O programa Pé-de-Meia, do Ministério da Educação, pode romper o círculo vicioso que perpetua a desigualdade social no Brasil. Além de combater a pobreza, por meio de bolsas pagas aos alunos mais pobres, desestimula a evasão escolar e promove a igualdade de oportunidades, oferecendo uma poupança para os jovens que concluírem o ensino médio. De quebra, o programa eleva a produtividade da economia, gerando mais crescimento econômico.

Infelizmente, a pobreza no Brasil está concentrada entre os mais jovens. Segundo dados do IBGE, cerca de 40% das crianças e adolescentes brasileiros pertencem a famílias pobres. Isso mesmo: 4 em cada 10 crianças vivem na pobreza. Sem apoio do Estado, só metade delas completa o ensino médio. Ou seja, 1 em cada 2 jovens pobres abandona a escola sem completar sua formação básica.

Estudantes de ensino médio durante aula no Recife - Leo Caldas - 9.ago.2023/Folhapress - Folhapress

Sem educação formal, esses jovens têm poucas chances de progredir economicamente. Segundo estudo de Diogo Britto e outros pesquisadores, é de apenas 2,5% a probabilidade de uma criança nascida numa família pobre migrar para o grupo dos 20% mais ricos do país. Mesmo as chances de migrar para a metade mais rica da população são baixas: inferiores a 30%. Sem igualdade de oportunidades na infância e na adolescência, a mobilidade social se torna um mito.

Isso gera uma perda econômica enorme, não só para os jovens, mas para o país como um todo. Estudos indicam que alunos que abandonam a escola são menos produtivos, ganham menos, são mais propensos à violência e têm expectativa de vida menor. Segundo os economistas Ricardo Paes de Barros e Laura Machado, a evasão escolar gera uma perda de 3% do PIB para o país. Ou seja, perdemos R$ 300 bilhões ao ano só por conta da evasão.

O Pé-de-Meia procura romper esse círculo vicioso intergeracional, que perpetua a pobreza, limita a mobilidade social e gera enormes perdas econômicas para o país. Ao conceder uma bolsa mensal de R$ 200 aos alunos pobres do ensino médio, o programa alivia a pobreza justamente na faixa etária onde ela mais se concentra: entre crianças e adolescentes.

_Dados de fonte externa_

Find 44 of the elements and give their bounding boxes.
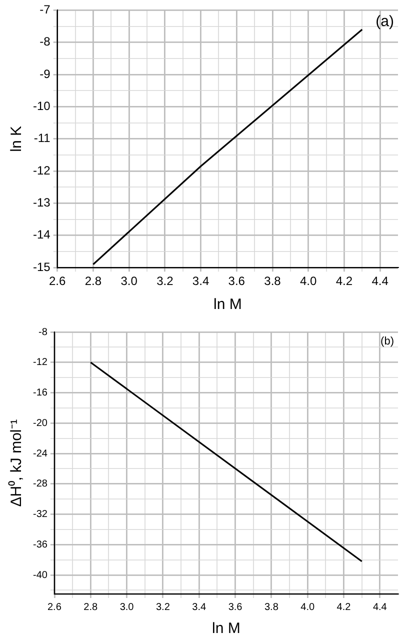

Além disso, o programa concede a esses alunos uma poupança que os incentiva a continuar na escola. No começo de cada ano letivo, o governo Federal deposita R$ 1.000 numa conta em nome do aluno. Se o estudante evadir-se, perde a poupança. Por outro lado, se concluir o ensino médio, poderá sacar o valor integral, acrescido dos juros incorridos durante todo o período.

A lógica do Pé-de-Meia está baseada em estudos de finanças comportamentais que indicam que as pessoas, sobretudo as mais jovens, sentem mais quando perdem algo do que quando deixam de ganhar. Por isso, os depósitos na poupança do programa são feitos no início de cada ano. O aluno não ganha um prêmio se concluir os estudos; ao contrário, ele perde algo que já era seu se decidir abandonar.

Iniciativas similares ao Pé-de-Meia já foram testadas em outros países, como Israel e Colômbia, e em alguns estados brasileiros, como Rio de Janeiro e Piauí. Com base nessas experiências, um estudo do economista Vitor Pereira indica que a poupança criada pelo Pé-de-Meia pode reduzir a evasão escolar em um terço. Isso mesmo: o programa pode evitar que 1 em cada 3 jovens deixe a escola.

Além de estimular os jovens a concluir o ensino médio, o programa lhes dá acesso a uma reserva financeira para iniciar sua vida adulta. Esse "pé-de-meia" pode ajudar o jovem a iniciar uma faculdade, abrir um negócio ou mesmo procurar estudo ou emprego em outra localidade. Dessa forma, o programa mitiga a enorme desigualdade de oportunidades que impera no país.

Seria um grande equívoco encarar o Pé-de-Meia como um simples gasto do governo; na verdade, é um investimento de altíssima qualidade. Poucos projetos, públicos ou privados, têm uma taxa de retorno tão elevada como a poupança criada por ele. Nos cálculos do Ministério da Fazenda, cada R$ 1 gasto com essa poupança haverá um retorno de R$ 7 para o país.

O programa custará, ao ano, menos de 0,1% do PIB. Só para se ter uma ideia, o Brasil gasta cerca de 5% do PIB por ano com incentivos fiscais que não têm eficácia comprovada. Poucas políticas públicas podem fazer tanto com tão pouco como o Pé-de-Meia. Implementá-lo é investir de forma inteligente e responsável no futuro do país.